Test rankings are tricksy. Sometimes the top-ranked side isn’t much better than average. Sometimes it isn’t even the best at that specific moment. This doesn’t mean the rankings are wrong. It just means that people’s understanding of rankings is wrong.
We play Test series between two sides so that we can see which one is better. That works perfectly well in that you can then say, ‘Oh, this side is better than that one in these conditions at the minute’ – but this sort of narrow conclusion doesn’t seem to satisfy people.
People want unequivocal answers. People wants best-in-the-world labels they can apply with a strong adhesive that is a devil to get off again if you later change your mind.
So maybe you broaden things a bit. You’ll get a slightly different picture if you look at how those two teams fare against each other across series home and away. Whether the conclusions drawn then are clearer or not, we don’t actually know. It feels more comprehensive, but usually quite a lot of time passes between the two series and often things change. By the time you’ve finished your experiment, the first series result can sometimes start to seem less ‘true’ than the second one.
Even if you do arrive at some kind of definite answer about two teams, you then have to compare them to everyone else in the world. And that takes even longer meaning the process becomes even messier.
And so we end up with rankings.
Rankings are okay if you don’t go mad about them.
New Zealand have just recently become the top-ranked Test side for the first time in their history. Without deigning to outline the permutations stemming from other matches, there’s every chance they won’t be number one for long – but so what?
It’s a snapshot in time. New Zealand bobbed to the top for a moment and they’ll be in a position to bob back again before too long even if they’re toppled. People talk about ‘being number one’ like it’s some sort of destination – but there’s no end point. The rankings are just a constantly shifting evaluation.
All the same, hitting the top is an achievement for a team like New Zealand who don’t even obviously prioritise five-day cricket at the moment. It’s a development that’s worth a few words, even if the vast majority of those words constitute a colossal great shrug at people getting het up about the system.
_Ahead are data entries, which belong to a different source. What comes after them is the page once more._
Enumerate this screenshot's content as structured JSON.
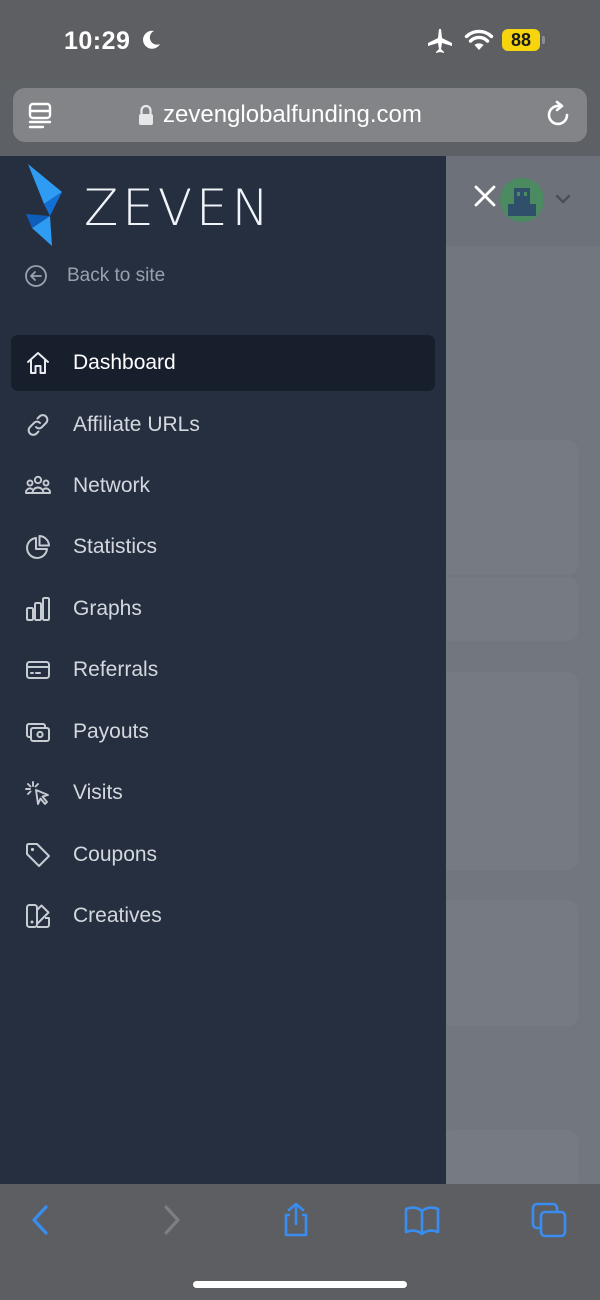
{
  "status_bar": {
    "time": "10:29",
    "battery": "88"
  },
  "browser": {
    "url": "zevenglobalfunding.com"
  },
  "sidebar": {
    "logo_text": "ZEVEN",
    "back_label": "Back to site",
    "items": [
      {
        "label": "Dashboard",
        "icon": "home-icon",
        "active": true
      },
      {
        "label": "Affiliate URLs",
        "icon": "link-icon"
      },
      {
        "label": "Network",
        "icon": "users-icon"
      },
      {
        "label": "Statistics",
        "icon": "pie-chart-icon"
      },
      {
        "label": "Graphs",
        "icon": "bar-chart-icon"
      },
      {
        "label": "Referrals",
        "icon": "credit-card-icon"
      },
      {
        "label": "Payouts",
        "icon": "cash-icon"
      },
      {
        "label": "Visits",
        "icon": "cursor-click-icon"
      },
      {
        "label": "Coupons",
        "icon": "tag-icon"
      },
      {
        "label": "Creatives",
        "icon": "swatch-icon"
      }
    ]
  },
  "colors": {
    "sidebar_bg": "#252f40",
    "active_item_bg": "#171e2c",
    "logo_accent": "#1e8ff0",
    "toolbar_accent": "#3a8df0",
    "battery": "#f6d40e"
  }
}
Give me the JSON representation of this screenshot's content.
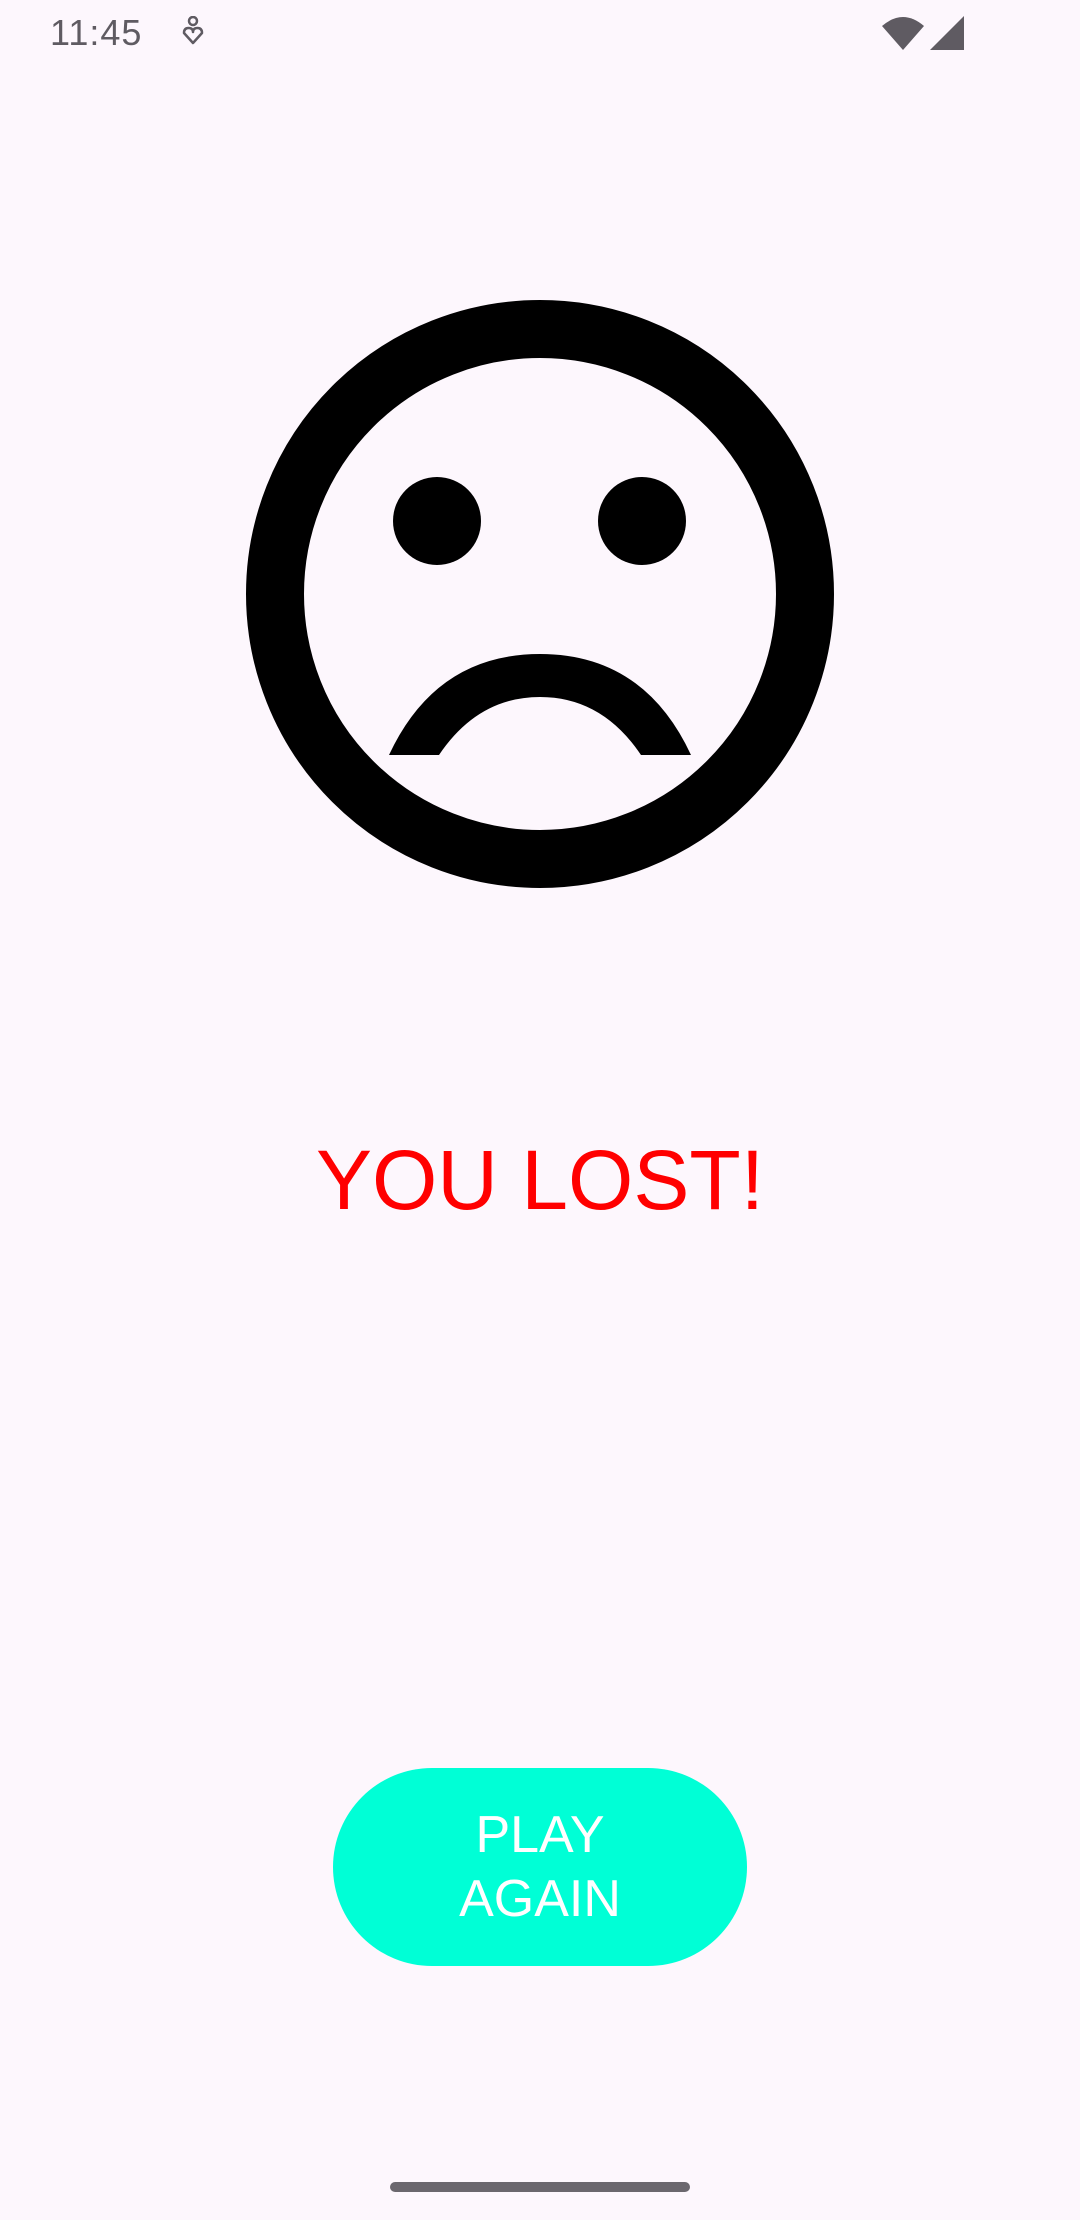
{
  "status_bar": {
    "time": "11:45",
    "icons": [
      "notification-icon",
      "wifi-icon",
      "signal-icon"
    ]
  },
  "main": {
    "face_icon": "sad-face-icon",
    "result_text": "YOU LOST!",
    "result_color": "#ff0000",
    "play_again_label": "PLAY AGAIN",
    "button_color": "#00ffd6"
  },
  "colors": {
    "background": "#fdf7fd",
    "status_icons": "#5f5b62"
  }
}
The top-ranked Test side is pretty much always one that wins the majority of its home matches and there’s a weird thing where people try to diminish this and almost make out like those wins don’t count. But if you win half your matches – no matter where they’re played – you’re a good team. Just on a basic level, it’s possible to win Tests, lose them or draw them, so if you’re winning half, you’re already above average.
New Zealand’s current ranking is built on a disproportionate number of home Tests since May 2017 – but this is only of use to them because of their extreme dominance in those matches. They’ve won 13 out of 16 and lost none.
If everyone else is much of a muchness, winning every game at home can actually be enough for you to be considered the best. Throw in a series victory against Pakistan in the UAE and a drawn series in Sri Lanka and New Zealand have a great record, even if it is somewhat unbalanced.
Rather than focusing on what New Zealand have and haven’t done as a team, it’s arguably more interesting and more informative to look at the players’ individual records during the rankings period. This gives a sense of how dominant they’ve been over the last three years or so.
Looking at the batsmen, Kane Williamson averages 64.48 – which is more than anyone else in the world with over 1,000 runs. Henry Nicholls averages 51.50; Tom Latham averages 47.63; Ross Taylor averages 40.87; Colin de Grandhomme averages 40.79; and BJ Watling 38.25.
They’re scoring runs.
Not that it’s necessary with this attack.
Tim Southee has 98 wickets at 22.77; Trent Boult 91 at 26.49; Neil Wagner 89 at 22.56; and Kyle Jamieson 36 at 13.27. Ajaz Patel’s record is less obviously spectacular, but it’s worth pointing out that he was the team’s top wicket-taker in both the UAE and Sri Lanka.
That’s more than just the spine of a team that will win most Test matches it plays. It’s a full skeleton and pretty much all the musculature too.
And if you’re annoyed how few Tests they’ve played overseas – don’t sweat it. New Zealand haven’t won Test cricket and the rankings may or may not reflect a weakness in due course.
That’s what the massive, unwieldy, protracted Test cricket calendar is all about: there’s always another question; there’s rarely a satisfactory answer.
All we can really conclude is that for now, based on cricket that’s actually been played, New Zealand are the top-ranked Test team.